Read part one of the interview on Blair's upcoming album, Noel Volume 2: Jazz Christmas and his work on the movie 'Hope Bridge'.
"I grew up always wanting to be in a band, and through some crazy circumstances we ended up doing that," Blair shared about early Audio Adrenaline.
He was with the group since their inception in 1986 when they were known as A-180. With the band he put out the band's self-titled out of print hip-hop/synth pop-rock album, followed by Don't Censor Me, which contains some of the band's biggest hits "Big House" and "We're a Band." Up next was Blair's final album, Bloom, and turning point record for the band that many consider one of their best musically.
However, as the band continued to grow, the road life of being a rock star began to grow weary on the studio loving Blair who felt it was time to do something different.
"I always loved the creative part of writing, recording, being in the studio, putting songs together. Once I was actually in a professional band, doing one show after another after another, that part of it was kind of like, this is not really what I thought of when I thought of being in a band," he revealed. "I thought of writing records and writing songs. I loved being in front of audiences but it just wasn't the thing that drove me, and so when I started getting opportunities to produce other bands, the creativity of that in just working on new music a new record every few months, that just seemed exciting to me."
Blair said his interest started to move away from the touring until he "decided to make the jump to see if I can sink or swim as a producer." It turned out to be a rewarding experience for him as he got to work on many records of both indie and signed artists.

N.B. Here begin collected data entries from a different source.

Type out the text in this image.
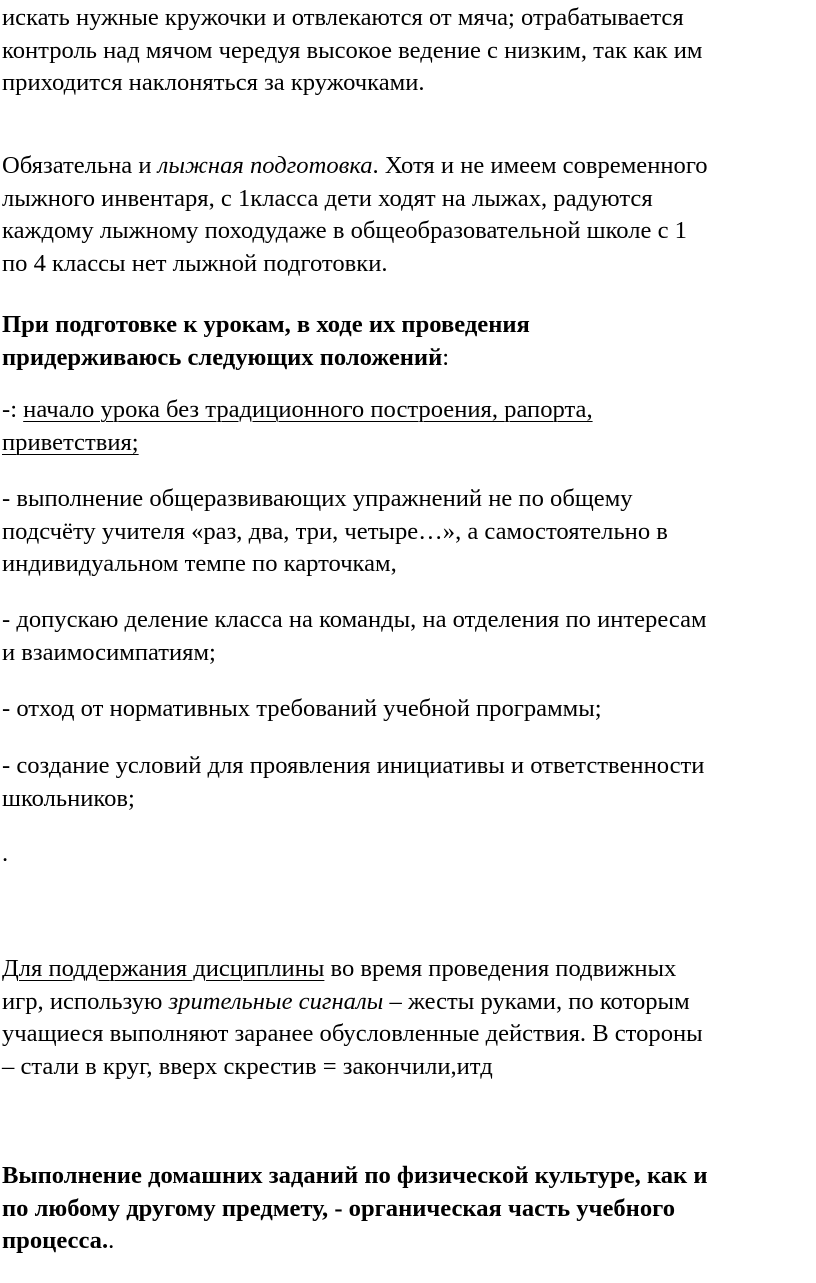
искать нужные кружочки и отвлекаются от мяча; отрабатывается
контроль над мячом чередуя высокое ведение с низким, так как им
приходится наклоняться за кружочками.

Обязательна и лыжная подготовка. Хотя и не имеем современного
лыжного инвентаря, с 1класса дети ходят на лыжах, радуются
каждому лыжному походудаже в общеобразовательной школе с 1
по 4 классы нет лыжной подготовки.

При подготовке к урокам, в ходе их проведения
придерживаюсь следующих положений:

-: начало урока без традиционного построения, рапорта,
приветствия;

- выполнение общеразвивающих упражнений не по общему
подсчёту учителя «раз, два, три, четыре…», а самостоятельно в
индивидуальном темпе по карточкам,

- допускаю деление класса на команды, на отделения по интересам
и взаимосимпатиям;

- отход от нормативных требований учебной программы;

- создание условий для проявления инициативы и ответственности
школьников;

.

Для поддержания дисциплины во время проведения подвижных
игр, использую зрительные сигналы – жесты руками, по которым
учащиеся выполняют заранее обусловленные действия. В стороны
– стали в круг, вверх скрестив = закончили,итд

Выполнение домашних заданий по физической культуре, как и
по любому другому предмету, - органическая часть учебного
процесса..
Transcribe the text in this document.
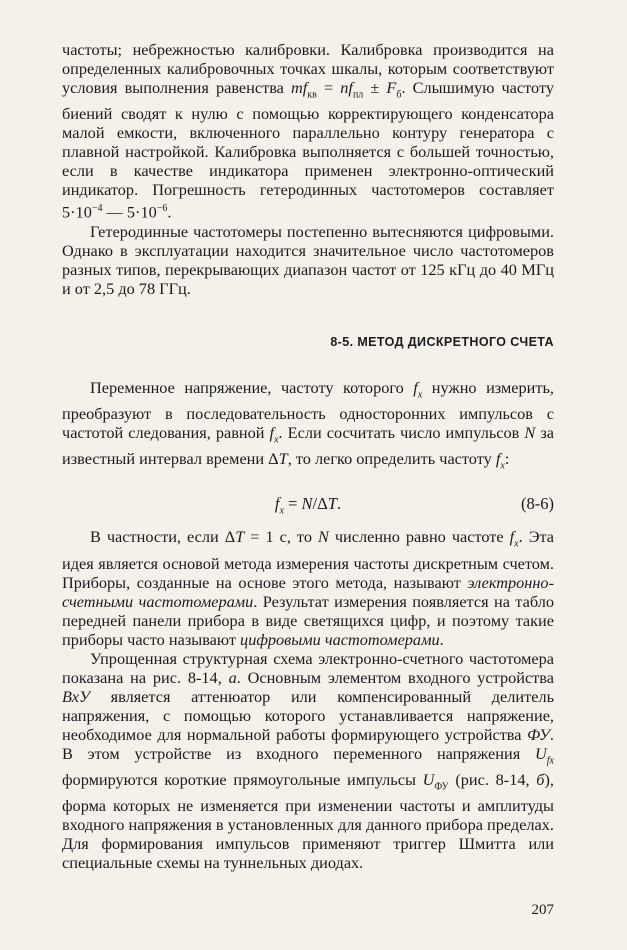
частоты; небрежностью калибровки. Калибровка производится на определенных калибровочных точках шкалы, которым соответствуют условия выполнения равенства $mf_{кв} = nf_{пл} \pm F_б$. Слышимую частоту биений сводят к нулю с помощью корректирующего конденсатора малой емкости, включенного параллельно контуру генератора с плавной настройкой. Калибровка выполняется с большей точностью, если в качестве индикатора применен электронно-оптический индикатор. Погрешность гетеродинных частотомеров составляет $5\cdot 10^{-4}$ — $5\cdot 10^{-6}$.

Гетеродинные частотомеры постепенно вытесняются цифровыми. Однако в эксплуатации находится значительное число частотомеров разных типов, перекрывающих диапазон частот от 125 кГц до 40 МГц и от 2,5 до 78 ГГц.

8-5. МЕТОД ДИСКРЕТНОГО СЧЕТА

Переменное напряжение, частоту которого $f_x$ нужно измерить, преобразуют в последовательность односторонних импульсов с частотой следования, равной $f_x$. Если сосчитать число импульсов N за известный интервал времени ΔT, то легко определить частоту $f_x$:

$f_x = N/\Delta T$.	(8-6)

В частности, если ΔT = 1 с, то N численно равно частоте $f_x$. Эта идея является основой метода измерения частоты дискретным счетом. Приборы, созданные на основе этого метода, называют электронно-счетными частотомерами. Результат измерения появляется на табло передней панели прибора в виде светящихся цифр, и поэтому такие приборы часто называют цифровыми частотомерами.

Упрощенная структурная схема электронно-счетного частотомера показана на рис. 8-14, а. Основным элементом входного устройства ВхУ является аттенюатор или компенсированный делитель напряжения, с помощью которого устанавливается напряжение, необходимое для нормальной работы формирующего устройства ФУ. В этом устройстве из входного переменного напряжения $U_{fx}$ формируются короткие прямоугольные импульсы $U_{ФУ}$ (рис. 8-14, б), форма которых не изменяется при изменении частоты и амплитуды входного напряжения в установленных для данного прибора пределах. Для формирования импульсов применяют триггер Шмитта или специальные схемы на туннельных диодах.

207
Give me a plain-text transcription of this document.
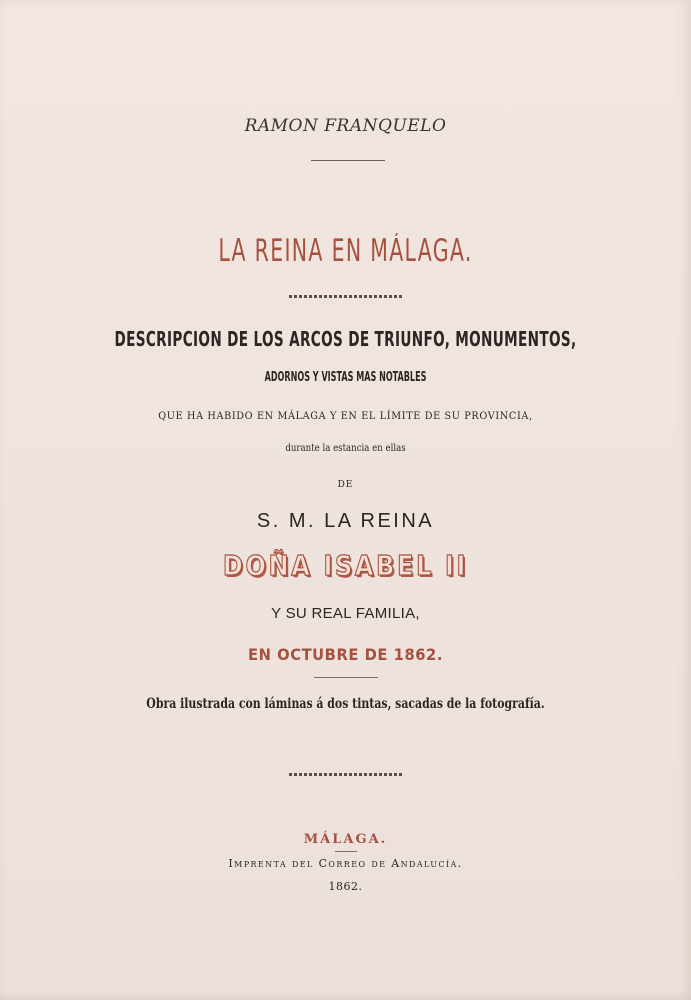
RAMON FRANQUELO
LA REINA EN MÁLAGA.
DESCRIPCION DE LOS ARCOS DE TRIUNFO, MONUMENTOS,
ADORNOS Y VISTAS MAS NOTABLES
QUE HA HABIDO EN MÁLAGA Y EN EL LÍMITE DE SU PROVINCIA,
durante la estancia en ellas
DE
S. M. LA REINA
DOÑA ISABEL II
Y SU REAL FAMILIA,
EN OCTUBRE DE 1862.
Obra ilustrada con láminas á dos tintas, sacadas de la fotografía.
MÁLAGA.
Imprenta del Correo de Andalucía.
1862.
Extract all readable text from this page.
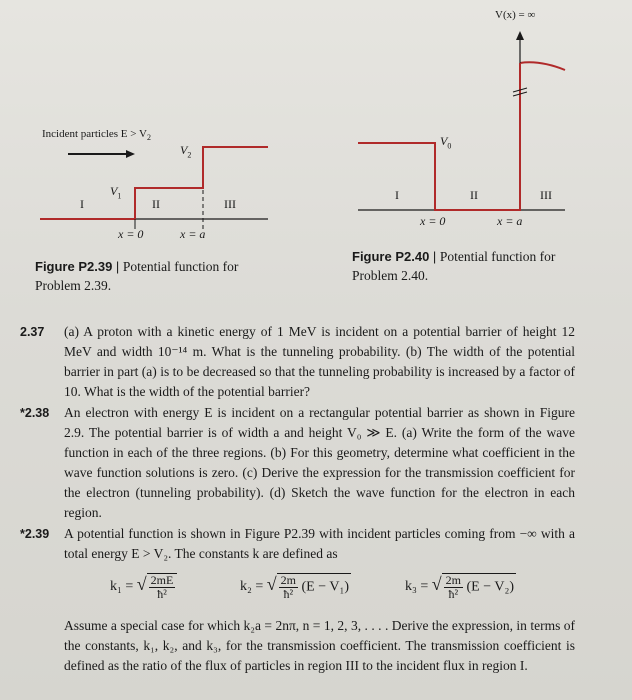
Incident particles $E > V_2$
$V_2$
$V_1$
I	II	III
x = 0	x = a
Figure P2.39 | Potential function for
Problem 2.39.
V(x) = ∞
$V_0$
I	II	III
x = 0	x = a
Figure P2.40 | Potential function for
Problem 2.40.
2.37 (a) A proton with a kinetic energy of 1 MeV is incident on a potential barrier of height 12 MeV and width 10⁻¹⁴ m. What is the tunneling probability. (b) The width of the potential barrier in part (a) is to be decreased so that the tunneling probability is increased by a factor of 10. What is the width of the potential barrier?
*2.38 An electron with energy E is incident on a rectangular potential barrier as shown in Figure 2.9. The potential barrier is of width a and height V₀ ≫ E. (a) Write the form of the wave function in each of the three regions. (b) For this geometry, determine what coefficient in the wave function solutions is zero. (c) Derive the expression for the transmission coefficient for the electron (tunneling probability). (d) Sketch the wave function for the electron in each region.
*2.39 A potential function is shown in Figure P2.39 with incident particles coming from −∞ with a total energy E > V₂. The constants k are defined as
k₁ = √ $\frac{2mE}{\text{ħ²}}$	k₂ = √ $\frac{2m}{\text{ħ²}} (E - V_1)$	k₃ = √ $\frac{2m}{\text{ħ²}} (E - V_2)$
Assume a special case for which k₂a = 2nπ, n = 1, 2, 3, . . . . Derive the expression, in terms of the constants, k₁, k₂, and k₃, for the transmission coefficient. The transmission coefficient is defined as the ratio of the flux of particles in region III to the incident flux in region I.
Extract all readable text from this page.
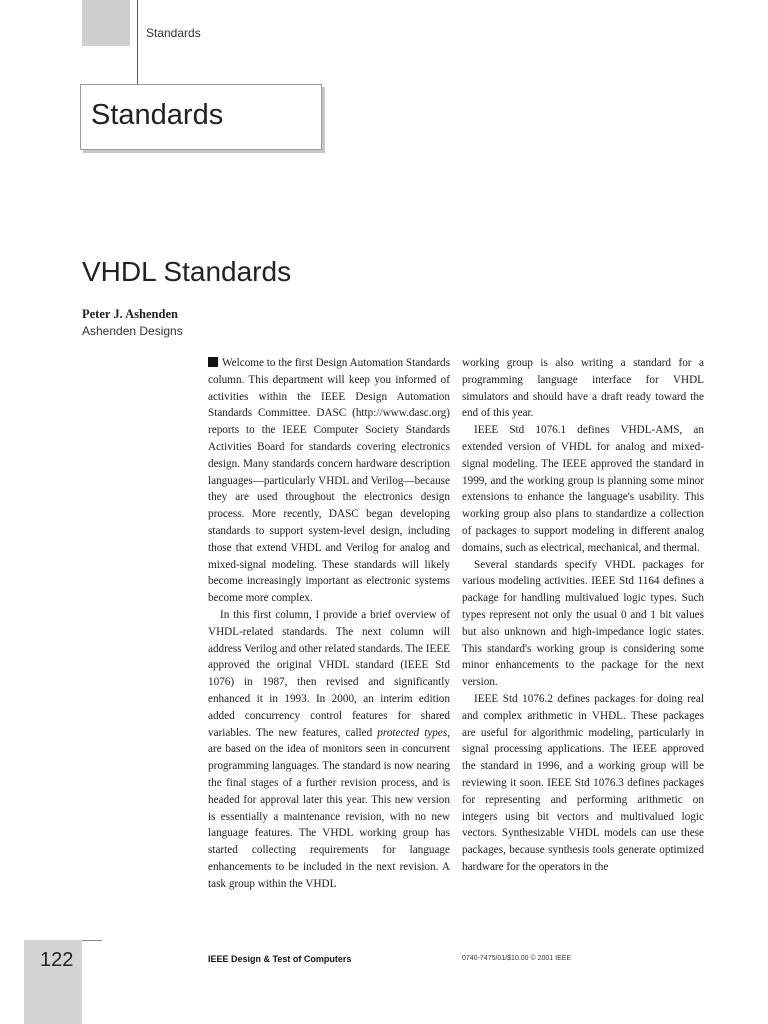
Standards
Standards
VHDL Standards
Peter J. Ashenden
Ashenden Designs

Welcome to the first Design Automation Standards column. This department will keep you informed of activities within the IEEE Design Automation Standards Committee. DASC (http://www.dasc.org) reports to the IEEE Computer Society Standards Activities Board for standards covering electronics design. Many standards concern hardware description languages—particularly VHDL and Verilog—because they are used throughout the electronics design process. More recently, DASC began developing standards to support system-level design, including those that extend VHDL and Verilog for analog and mixed-signal modeling. These standards will likely become increasingly important as electronic systems become more complex.

In this first column, I provide a brief overview of VHDL-related standards. The next column will address Verilog and other related standards. The IEEE approved the original VHDL standard (IEEE Std 1076) in 1987, then revised and significantly enhanced it in 1993. In 2000, an interim edition added concurrency control features for shared variables. The new features, called protected types, are based on the idea of monitors seen in concurrent programming languages. The standard is now nearing the final stages of a further revision process, and is headed for approval later this year. This new version is essentially a maintenance revision, with no new language features. The VHDL working group has started collecting requirements for language enhancements to be included in the next revision. A task group within the VHDL

working group is also writing a standard for a programming language interface for VHDL simulators and should have a draft ready toward the end of this year.

IEEE Std 1076.1 defines VHDL-AMS, an extended version of VHDL for analog and mixed-signal modeling. The IEEE approved the standard in 1999, and the working group is planning some minor extensions to enhance the language's usability. This working group also plans to standardize a collection of packages to support modeling in different analog domains, such as electrical, mechanical, and thermal.

Several standards specify VHDL packages for various modeling activities. IEEE Std 1164 defines a package for handling multivalued logic types. Such types represent not only the usual 0 and 1 bit values but also unknown and high-impedance logic states. This standard's working group is considering some minor enhancements to the package for the next version.

IEEE Std 1076.2 defines packages for doing real and complex arithmetic in VHDL. These packages are useful for algorithmic modeling, particularly in signal processing applications. The IEEE approved the standard in 1996, and a working group will be reviewing it soon. IEEE Std 1076.3 defines packages for representing and performing arithmetic on integers using bit vectors and multivalued logic vectors. Synthesizable VHDL models can use these packages, because synthesis tools generate optimized hardware for the operators in the

122	IEEE Design & Test of Computers	0740-7475/01/$10.00 © 2001 IEEE
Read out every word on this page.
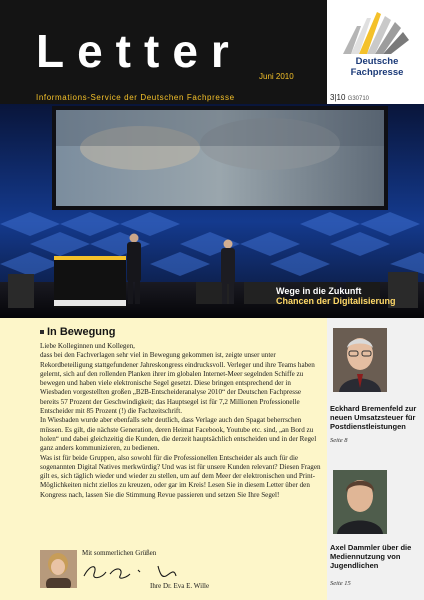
Letter Juni 2010
Deutsche
Fachpresse
Informations-Service der Deutschen Fachpresse	3|10 G30710
Wege in die Zukunft
Chancen der Digitalisierung
In Bewegung

Liebe Kolleginnen und Kollegen,

dass bei den Fachverlagen sehr viel in Bewegung gekommen ist, zeigte unser unter Rekordbeteiligung stattgefundener Jahreskongress eindrucksvoll. Verleger und ihre Teams haben gelernt, sich auf den rollenden Planken ihrer im globalen Internet-Meer segelnden Schiffe zu bewegen und haben viele elektronische Segel gesetzt. Diese bringen entsprechend der in Wiesbaden vorgestellten großen „B2B-Entscheideranalyse 2010“ der Deutschen Fachpresse bereits 57 Prozent der Geschwindigkeit; das Hauptsegel ist für 7,2 Millionen Professionelle Entscheider mit 85 Prozent (!) die Fachzeitschrift.

In Wiesbaden wurde aber ebenfalls sehr deutlich, dass Verlage auch den Spagat beherrschen müssen. Es gilt, die nächste Generation, deren Heimat Facebook, Youtube etc. sind, „an Bord zu holen“ und dabei gleichzeitig die Kunden, die derzeit hauptsächlich entscheiden und in der Regel ganz anders kommunizieren, zu bedienen.

Was ist für beide Gruppen, also sowohl für die Professionellen Entscheider als auch für die sogenannten Digital Natives merkwürdig? Und was ist für unsere Kunden relevant? Diesen Fragen gilt es, sich täglich wieder und wieder zu stellen, um auf dem Meer der elektronischen und Print-Möglichkeiten nicht ziellos zu kreuzen, oder gar im Kreis! Lesen Sie in diesem Letter über den Kongress nach, lassen Sie die Stimmung Revue passieren und setzen Sie Ihre Segel!

Mit sommerlichen Grüßen
Ihre Dr. Eva E. Wille
Eckhard Bremenfeld zur neuen Umsatzsteuer für Postdienstleistungen
Seite 8
Axel Dammler über die Mediennutzung von Jugendlichen
Seite 15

With the experience of Audio Adrenaline behind him, he can still look back at some great moments and memories. "It seems like the first time you hear one of your songs on the radio it becomes this surreal moment."
He also attributes the Bloom record as music he was exceptionally proud of and looked at as his best work. Blair said it was a "sense of accomplishment" and knew he was creating something that would last and "hopefully has meaning and will touch people" longer than the six months of promotion time for the album.
"Man, the first time you stand in front of 60,000 people and they are all singing your songs, that's pretty surreal," he added in as a final thought on his years with A.A.
And speaking of Audio Adrenaline, the band has come quite a long way since he left. The band is currently in its third installment over the last few years, something that Blair has paid attention to.
He said he heard the music they did with Kevin Max and "I loved it. I've always loved his voice, and I know Mark wrote on a lot of the songs and produced and stuff. It had the same Audio Adrenaline flavor with a different twist."
Now that Audio A 2.0 has passed, the band is on to 3.0, and he has not heard the music yet but has heard all about it.
"I wish those guys all the success in the world. I'm proud of the legacy they are carrying on. From where it started with us, I hope that it reaches people, I hope God is glorified in what they're doing, and I think He is," Blair said.
Lastly, Blair spoke on the importance of music and the power behind every note, lyric, and chord.
"Music speaks to people straight to their heart beyond language and then when you tie that emotional impact of the music with words, you're just able to make an incredibly powerful impact on people," said Blair. "It's a gift that God has given us that there is nothing else quite like it. There are other art forms that are all beautiful, but music has a legacy with the church and the Bible all the way back to the beginnings. God uses music to speak to us and for us to worship him. There's a deep history of faith in music. I think that's an important history that needs to stay."